A principal goal of identifying the genetic susceptibility alleles associated with LPE is to be able to have a risk prediction score or models to inform treatment decisions. For instance, there have been several new attempts to investigate genes regulating serotonergic and dopaminergic neurotransmission.8,23,24 However, an interesting idea to emerge from the present findings is whether there is a potential interrelationship between central pathway genes (5-HT, dopamine, AR, et al) and peripheral pathway genes (CYP19A1, CYP1A1, and CYP1A2). Therefore, our group is currently conducting further research on CYP genes associated with ejaculation and enzymes involved in CYP metabolism.
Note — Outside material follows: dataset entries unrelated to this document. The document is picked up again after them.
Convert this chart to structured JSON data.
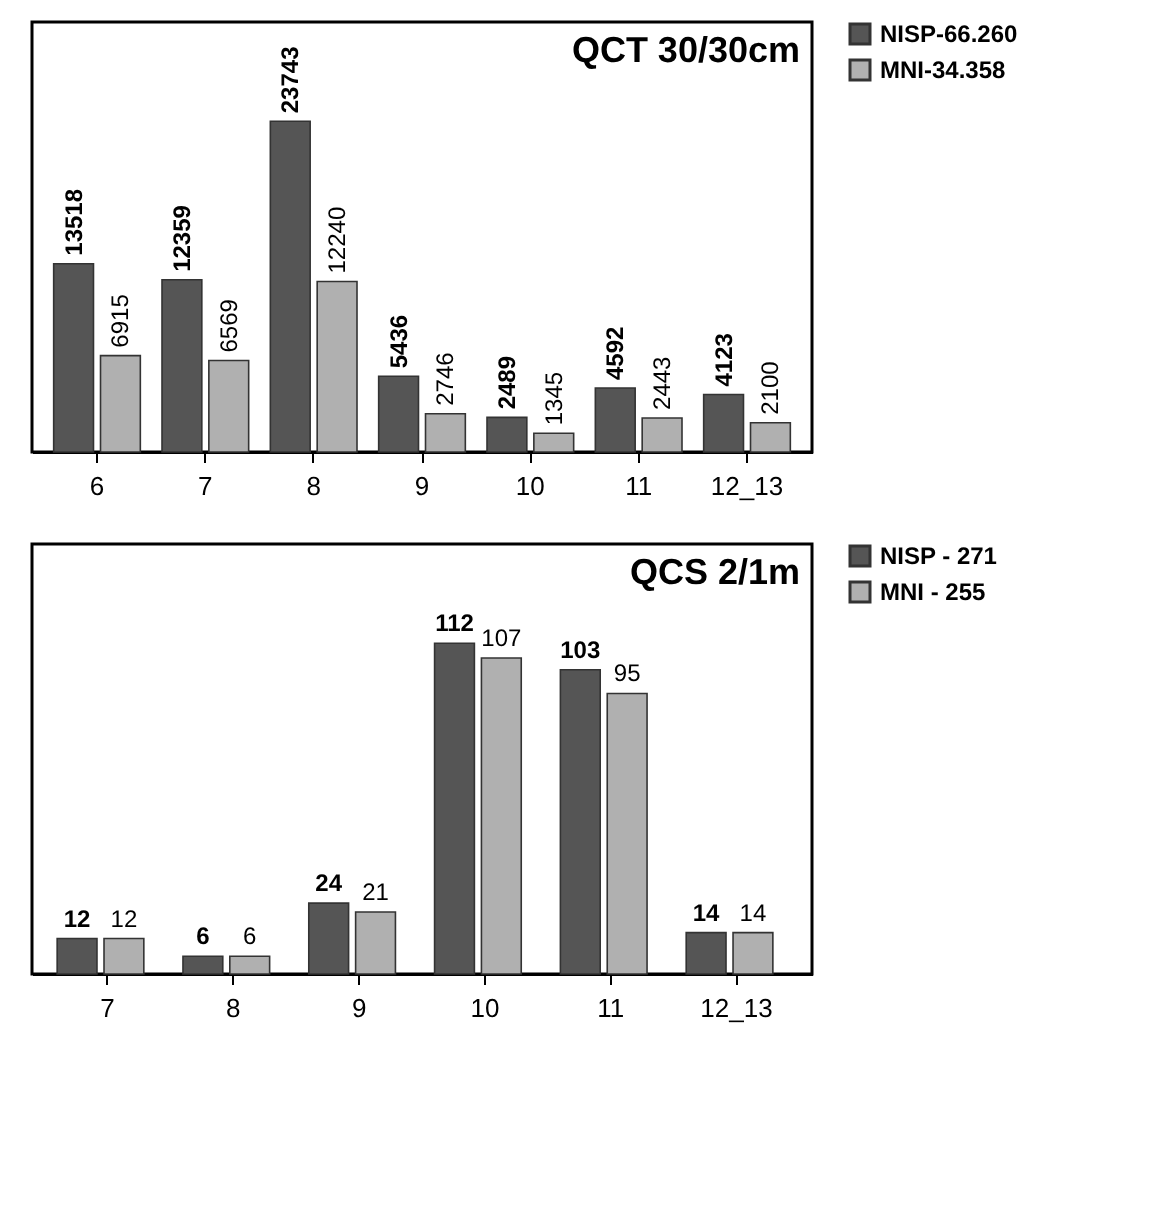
{
  "chart_data": [
    {
      "type": "bar",
      "title": "QCT 30/30cm",
      "categories": [
        "6",
        "7",
        "8",
        "9",
        "10",
        "11",
        "12_13"
      ],
      "series": [
        {
          "name": "NISP-66.260",
          "color": "#555555",
          "values": [
            13518,
            12359,
            23743,
            5436,
            2489,
            4592,
            4123
          ]
        },
        {
          "name": "MNI-34.358",
          "color": "#b0b0b0",
          "values": [
            6915,
            6569,
            12240,
            2746,
            1345,
            2443,
            2100
          ]
        }
      ],
      "data_labels": true,
      "legend": "right",
      "grid": false
    },
    {
      "type": "bar",
      "title": "QCS 2/1m",
      "categories": [
        "7",
        "8",
        "9",
        "10",
        "11",
        "12_13"
      ],
      "series": [
        {
          "name": "NISP - 271",
          "color": "#555555",
          "values": [
            12,
            6,
            24,
            112,
            103,
            14
          ]
        },
        {
          "name": "MNI - 255",
          "color": "#b0b0b0",
          "values": [
            12,
            6,
            21,
            107,
            95,
            14
          ]
        }
      ],
      "data_labels": true,
      "legend": "right",
      "grid": false
    }
  ]
}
Our study has several limitations. First, the age of the control group was older than the case group, which may be the reason for a longer time to ejaculation. Second, data on smoking, alcohol use, and other risk factors in both case and control populations are incomplete. Third, we did not investigate the relationship between these genetic variants and hormone levels in patients with PE. Last, unmatched analysis is one of the limitations that we must acknowledge in this study. Moving forward, we aim to increase the sample size and enhance the basic information collected from study subjects to conduct age-matched case-control studies. Additionally, further exploration is needed to understand the potential relationship between these genetic variants and hormone levels in LPE patients. Nevertheless, we are, to our knowledge, the first to explore the association between SNPs of documented genes associated with peripheral pathways and susceptibility to LPE among the Chinese male Han population, and we have found noteworthy positive results.
Conclusions
In the present study we investigated the association of CYP19A1, CYP1A1, and CYP1A2 variants with LPE risk, and the results showed that the .CYP19A1-rs4646, CYP19A1-rs17601876, and CYP1A1-rs1048943 polymorphisms might be risk factors for PE. Moreover, the CYP1A2_rs762551-rs2470890 block was associated with the increased risk of PE. These findings indicate the existence ofpotential markers for the early prevention, diagnosis, and therapy of PE.
Acknowledgements
We thank all participants in this study.
Author contributions
F.W. and D.F.L.: drafted the work or revised it critically for important content; J.X.C., C.Q.P., Z.Y.W., and H.S.F.: performed the experiments; J.B.X., M.Y., C.Z., R.L., and S.W.M,: analyzed the data and prepared figures and tables; W.F.W. and L.Y.Z.: conceived and designed the experiments. All authors have read and approved the manuscript.
Funding
This study was supported by National Natural Science Foundation of China:Project of Regional Science Foundation (81560250).
Conflicts of interest
None declared.
Data availability statement
The datasets generated and analysed during the current study are available in the [Zenodo] repository, [https://zenodo.org/ and DOI: 10.5281/zenodo.8122854].
Ethics approval and consent to participate
The study protocol was approved by the Institutional Review Board of Hainan General Hospital, and the methods were carried out in accordance with the provisions of the Declaration of Helsinki. Written informed consent was obtained from each individual who participated in the study.